Cash is king when it comes to wellness incentives. Studies show that the almighty dollar is the best motivator for employee participation in wellness activities, followed closely by reductions in health insurance premiums.

On average, it costs employers $8,748 to cover each employee’s health insurance—up 62 percent from five years ago, according to Towers Perrin. A quarter of those costs result from preventable unhealthy and unsafe behaviors.

As a result, more employers are paying workers to change their ways (see box below). One Hewitt Associates study says 30 percent of employers offer incentives to encourage employee participation in wellness programs, up from 21 percent in 2004.
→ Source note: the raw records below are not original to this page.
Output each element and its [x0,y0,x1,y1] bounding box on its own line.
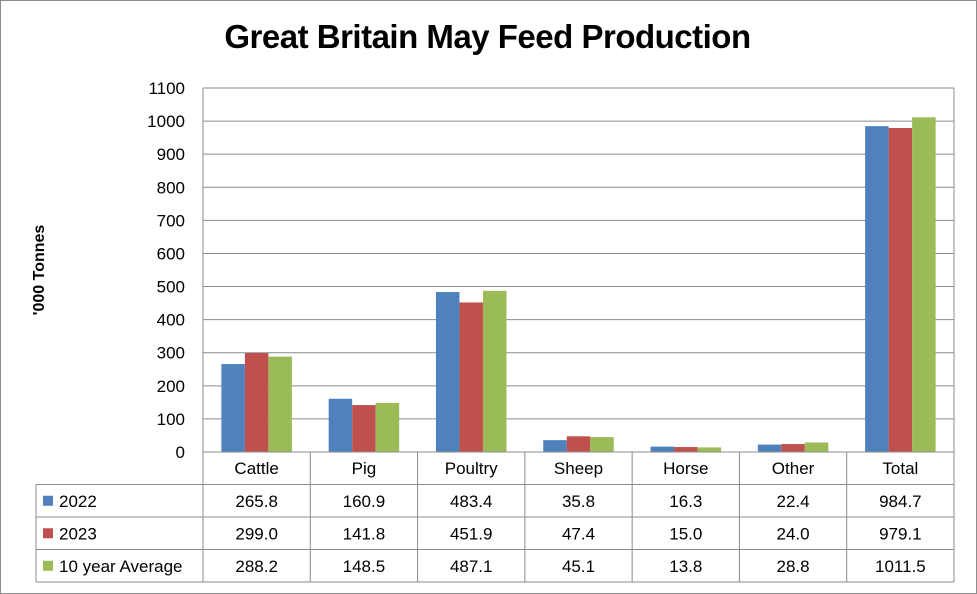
bar-10-year-average [590,437,614,452]
data-label: 148.5 [343,557,386,576]
y-tick-label: 600 [157,244,185,263]
bar-2022 [650,446,675,452]
data-label: 160.9 [343,492,386,511]
x-tick-label: Horse [663,459,708,478]
data-label: 13.8 [669,557,702,576]
bar-10-year-average [482,290,507,452]
bar-10-year-average [375,402,400,452]
legend-label: 10 year Average [59,557,183,576]
data-label: 265.8 [235,492,278,511]
y-tick-label: 0 [176,443,185,462]
bar-2022 [435,292,460,452]
y-tick-label: 1000 [147,112,185,131]
data-label: 24.0 [777,524,810,543]
bar-2023 [781,444,805,452]
y-tick-label: 500 [157,278,185,297]
bar-10-year-average [912,117,936,452]
chart-title: Great Britain May Feed Production [224,18,751,55]
data-label: 16.3 [669,492,702,511]
bar-2023 [888,128,913,453]
x-tick-label: Sheep [554,459,603,478]
y-tick-label: 400 [157,311,185,330]
legend-key [43,528,53,539]
data-label: 22.4 [777,492,810,511]
y-tick-label: 900 [157,145,185,164]
bar-2022 [865,126,889,453]
data-label: 979.1 [879,524,922,543]
x-tick-label: Pig [352,459,377,478]
data-label: 45.1 [562,557,595,576]
bar-2022 [757,444,782,452]
y-tick-label: 200 [157,377,185,396]
bar-2023 [566,436,591,452]
bar-10-year-average [268,356,292,452]
y-tick-label: 1100 [148,79,185,98]
y-tick-label: 800 [157,178,185,197]
x-tick-label: Other [772,459,815,478]
x-tick-label: Poultry [445,459,498,478]
data-label: 984.7 [879,492,922,511]
y-tick-label: 700 [157,211,185,230]
data-label: 299.0 [235,524,278,543]
bar-2023 [352,405,376,452]
bar-10-year-average [804,442,829,452]
x-tick-label: Cattle [234,459,278,478]
y-tick-label: 100 [157,410,185,429]
legend-key [43,560,53,571]
bar-2022 [543,440,567,452]
data-label: 451.9 [450,524,493,543]
data-label: 47.4 [562,524,595,543]
y-tick-label: 300 [157,344,185,363]
data-label: 487.1 [450,557,493,576]
data-label: 483.4 [450,492,493,511]
data-label: 288.2 [235,557,278,576]
data-label: 1011.5 [875,557,926,576]
bar-10-year-average [697,447,722,452]
bar-2022 [221,364,245,452]
data-label: 141.8 [343,524,386,543]
bar-2023 [459,302,483,452]
data-label: 35.8 [562,492,595,511]
legend-label: 2023 [59,524,97,543]
bar-2023 [244,353,269,452]
bar-2022 [328,398,353,452]
plot-area [203,88,954,452]
bar-2023 [674,447,698,452]
x-tick-label: Total [882,459,918,478]
data-label: 28.8 [777,557,810,576]
legend-key [43,495,53,506]
data-label: 15.0 [669,524,702,543]
legend-label: 2022 [59,492,97,511]
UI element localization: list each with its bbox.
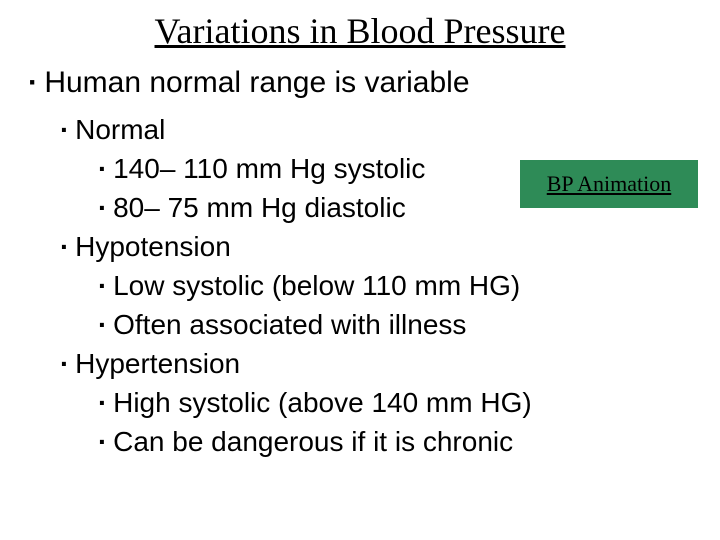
slide: Variations in Blood Pressure Human norma… [0,0,720,540]
bp-animation-link[interactable]: BP Animation [520,160,698,208]
bullet-level-2: Hypotension [60,229,700,264]
bullet-level-2: Hypertension [60,346,700,381]
slide-title: Variations in Blood Pressure [20,10,700,52]
bullet-level-3: Low systolic (below 110 mm HG) [98,268,700,303]
bullet-level-3: High systolic (above 140 mm HG) [98,385,700,420]
bullet-level-3: Often associated with illness [98,307,700,342]
bp-animation-label: BP Animation [547,171,671,197]
bullet-level-2: Normal [60,112,700,147]
bullet-level-3: Can be dangerous if it is chronic [98,424,700,459]
bullet-level-1: Human normal range is variable [28,64,700,102]
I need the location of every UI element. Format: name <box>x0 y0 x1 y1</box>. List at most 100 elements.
States are also getting into the act. California Gov. Arnold Schwarzenegger recently proposed that individuals receive health care discounts if they submit to assessments that can determine potential health risks.

Wellness incentives: 11 guidelines

If your organization plans to provide financial incentives for employees to improve their health, stop unhealthy habits or participate in a wellness program, follow these guidelines:

  1. Ask employees to sign a statement saying they will truthfully report their participation in programs. When employees are directly asked to tell the truth, most do.
  2. Require participants to submit a journal that details their physical activities, or a form that lists the criteria they met during the incentive period. Inform them that their participation will be verified, and that those submitting incorrect reports will have to return any prize money.
  3. Verify what you can, including attendance at nutrition seminars and on-site exercise programs. Don’t try to verify everything.
  4. If possible, give employees a choice of activities to qualify for incentives. Some prefer individual goals and prizes, while others would rather work with a team.
  5. Offer substantial incentives. Payouts that are too low won’t attract as many participants. A prize of $500, for example, might make it worth shedding some excess pounds.
  6. Determine your ROI and trumpet your results to the top brass. Track the difference in health care premiums versus the cost of the incentives.
  7. Limit the reward to 20 percent of the total premium for employee-only coverage under your plan. (Read this newly finalized Labor Department rule at www.dol.gov/ebsa/regs/fedreg/final/2006009557.htm.)
  8. Ask your health plan vendor if it can help administer the incentive programs or if it has any incentives of its own for your employees.
  9. Adopt incentives for behavior, not health status. An employee can quit smoking—a behavior you can reward. But heredity might make it impossible for someone to lower blood pressure.
  10. Make the program voluntary.
  11. Get a legal opinion before offering stop-smoking incentives if your employees work in a state with “smokers’ rights” laws that prohibit employers from discriminating against smokers in compensation or benefits. 

9 common wellness incentives

  1. Discounted health plan premiums.
  2. Raffles, drawings and prizes.
  3. Paid time off.
  4. Use of paid company time to participate in weight-loss or smoking-cessation programs.
  5. Workplace recognition of teams or individuals.
  6. Special reserved-parking spaces.
  7. Discounts on healthy cafeteria meals.
  8. Reimbursement of gym memberships.
  9. Free athletic equipment, like running shoes.